Vous êtes-vous demandé parfois pourquoi le renard capturé vivant dépérit et meurt dans sa prison, quels que soient la science et le soin qu’on apporte à lui offrir la nourriture qui lui est d’ordinaire spécifique ? Pourquoi le moineau ne supporte pas davantage la captivité et quel instinct plus fort que le besoin de vivre pousse certaines espèces à se laisser mourir de faim plutôt que de s’accommoder de barrières et de grillages ?

Vous concluez philosophiquement : « Ils ne vivent pas en cage... on ne peut pas les apprivoiser ! »

Et avez-vous pensé qu’il en était peut-être de même pour les enfants, du moins pour ceux — et la proportion en est plus forte qu'on ne croit — que le dressage ou l’atavisme ne sont point parvenus à résigner à l’obéissance et à la passivité : ils entendent toujours distraitement les mots que vous prononcez et regardent de leurs yeux vagues, par-delà les barreaux... de la fenêtre le monde libre dont ils gardent à jamais la nostalgie. Vous dites : « Ils sont dans la lune »... Ils sont dans leur réalité, dans la réalité de leur vie et c’est vous qui passez à côté avec votre vacillant lumignon.

Ils ne font pas, au propre, la grève de la faim.
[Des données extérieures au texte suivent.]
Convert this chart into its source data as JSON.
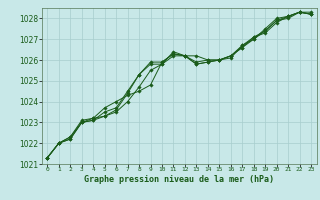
{
  "title": "Graphe pression niveau de la mer (hPa)",
  "bg_color": "#c8e8e8",
  "grid_color": "#a8cece",
  "line_color": "#1a5c1a",
  "xlim": [
    -0.5,
    23.5
  ],
  "ylim": [
    1021,
    1028.5
  ],
  "yticks": [
    1021,
    1022,
    1023,
    1024,
    1025,
    1026,
    1027,
    1028
  ],
  "xticks": [
    0,
    1,
    2,
    3,
    4,
    5,
    6,
    7,
    8,
    9,
    10,
    11,
    12,
    13,
    14,
    15,
    16,
    17,
    18,
    19,
    20,
    21,
    22,
    23
  ],
  "series": [
    [
      1021.3,
      1022.0,
      1022.2,
      1023.0,
      1023.1,
      1023.5,
      1023.7,
      1024.5,
      1025.3,
      1025.9,
      1025.9,
      1026.3,
      1026.2,
      1026.2,
      1026.0,
      1026.0,
      1026.1,
      1026.7,
      1027.1,
      1027.3,
      1027.8,
      1028.1,
      1028.3,
      1028.3
    ],
    [
      1021.3,
      1022.0,
      1022.3,
      1023.0,
      1023.2,
      1023.7,
      1024.0,
      1024.3,
      1024.5,
      1024.8,
      1025.9,
      1026.3,
      1026.2,
      1025.9,
      1026.0,
      1026.0,
      1026.2,
      1026.7,
      1027.0,
      1027.5,
      1028.0,
      1028.1,
      1028.3,
      1028.2
    ],
    [
      1021.3,
      1022.0,
      1022.3,
      1023.1,
      1023.2,
      1023.3,
      1023.6,
      1024.4,
      1025.3,
      1025.8,
      1025.8,
      1026.4,
      1026.2,
      1025.8,
      1025.9,
      1026.0,
      1026.2,
      1026.6,
      1027.1,
      1027.4,
      1027.9,
      1028.1,
      1028.3,
      1028.2
    ],
    [
      1021.3,
      1022.0,
      1022.2,
      1023.0,
      1023.1,
      1023.3,
      1023.5,
      1024.0,
      1024.7,
      1025.5,
      1025.8,
      1026.2,
      1026.2,
      1025.8,
      1025.9,
      1026.0,
      1026.2,
      1026.6,
      1027.0,
      1027.4,
      1027.9,
      1028.0,
      1028.3,
      1028.2
    ]
  ]
}
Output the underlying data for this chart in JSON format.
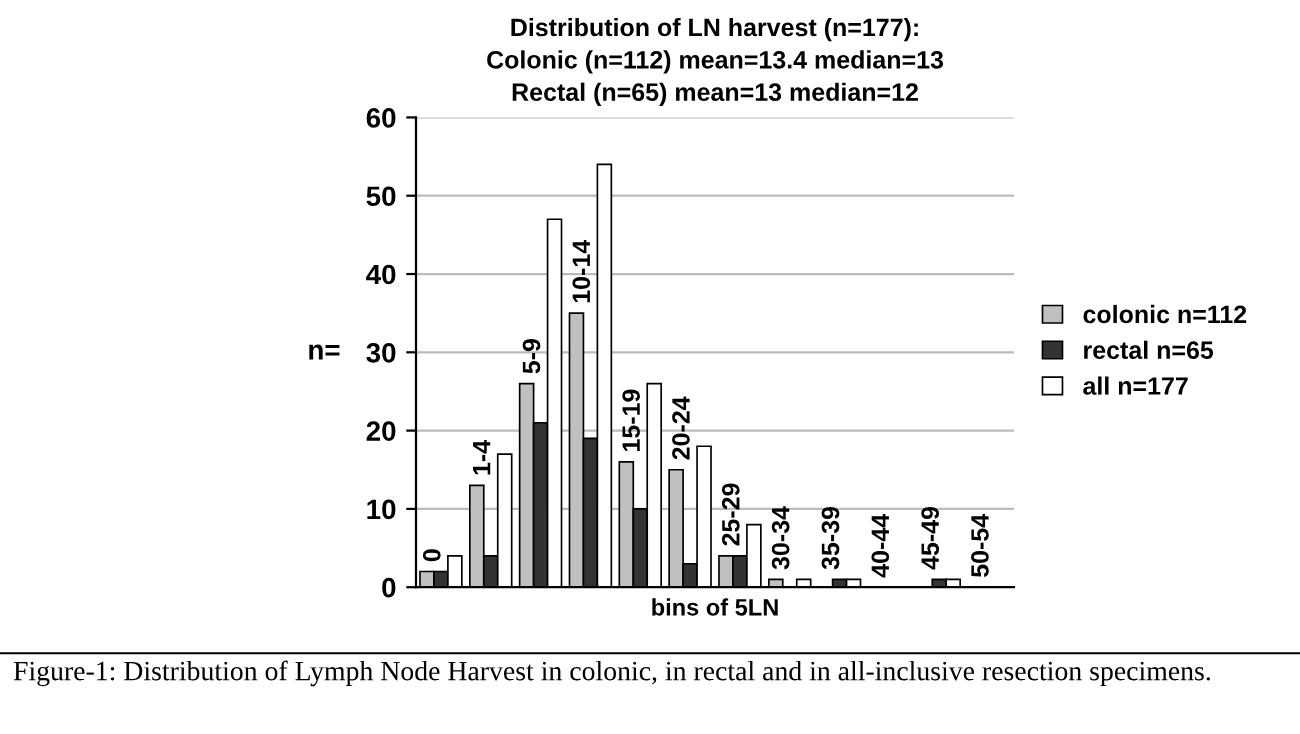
{
  "chart_data": {
    "type": "bar",
    "title": "Distribution of LN harvest (n=177):\nColonic (n=112) mean=13.4 median=13\nRectal (n=65) mean=13 median=12",
    "xlabel": "bins of 5LN",
    "ylabel": "n=",
    "categories": [
      "0",
      "1-4",
      "5-9",
      "10-14",
      "15-19",
      "20-24",
      "25-29",
      "30-34",
      "35-39",
      "40-44",
      "45-49",
      "50-54"
    ],
    "series": [
      {
        "name": "colonic n=112",
        "color": "#c0c0c0",
        "values": [
          2,
          13,
          26,
          35,
          16,
          15,
          4,
          1,
          0,
          0,
          0,
          0
        ]
      },
      {
        "name": "rectal n=65",
        "color": "#333333",
        "values": [
          2,
          4,
          21,
          19,
          10,
          3,
          4,
          0,
          1,
          0,
          1,
          0
        ]
      },
      {
        "name": "all n=177",
        "color": "#ffffff",
        "values": [
          4,
          17,
          47,
          54,
          26,
          18,
          8,
          1,
          1,
          0,
          1,
          0
        ]
      }
    ],
    "ylim": [
      0,
      60
    ],
    "yticks": [
      0,
      10,
      20,
      30,
      40,
      50,
      60
    ],
    "grid": "y",
    "legend": "right",
    "tick_labels": "y",
    "annotations": [
      "Figure-1: Distribution of Lymph Node Harvest in colonic, in rectal and in all-inclusive resection specimens."
    ]
  }
}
Et encore faudrait-il s’assurer que certains troubles ou certaines épidémies ne sont pas la conséquence d’une perte de vitesse d’un organisme qui n'est plus dans son élément. Mais la grève de la faim intellectuelle, spirituelle et morale est patente, quoiqu’inconsciente. Ils étaient hors de leur cage d’une curiosité inextinguible. Ici, ils n’ont plus faim. Vous accusez en vain le manque de volonté, l’intelligence réduite, une distraction congénitale dont les psychologues et les psychiatres étudient les causes et les remèdes.

Ils dépérissent, tout simplement, comme les bêtes capturées. S’ils n’en meurent pas toujours, physiologiquement et intellectuellement, ce n’est certainement point par faute de mesures de surveillance et de coercition de la part des geôliers mais parce que l’Ecole n’a pas pu jusqu’à ce jour verrouiller ses domaines et que les moineaux un instant libérés s’égaillent à nouveau, dès le son de cloches, dans la richesse vivante de la grande expérience humaine.

Bien sûr, il y a la réussite de ceux qui se sont « apprivoisés ». Est-elle tellement plus spectaculaire que celle des hommes et des femmes qui n'ont pas accepté la prison, même fleurie, et qui, dans la vie se sont révélés d’attaque en face des éléments ?

Alors, faut-il les laisser dans la jungle de l’ignorance et renoncer à cette culture née de l’Ecole qu’ils se refusent à accepter ?

Le dilemme est mal posé : entre l’état sauvage et le dressage, il y a, en intermédiaire la création d’un climat, d’une atmosphère, des normes d’organisation, de vie et de travail en commun, une éducation dont seront exclus le mensonge et la ruse et cette peur instinctive et cette insupportable obsession des bêtes sauvages et des enfants de voir se refermer derrière eux les portes de la lumière et de la liberté.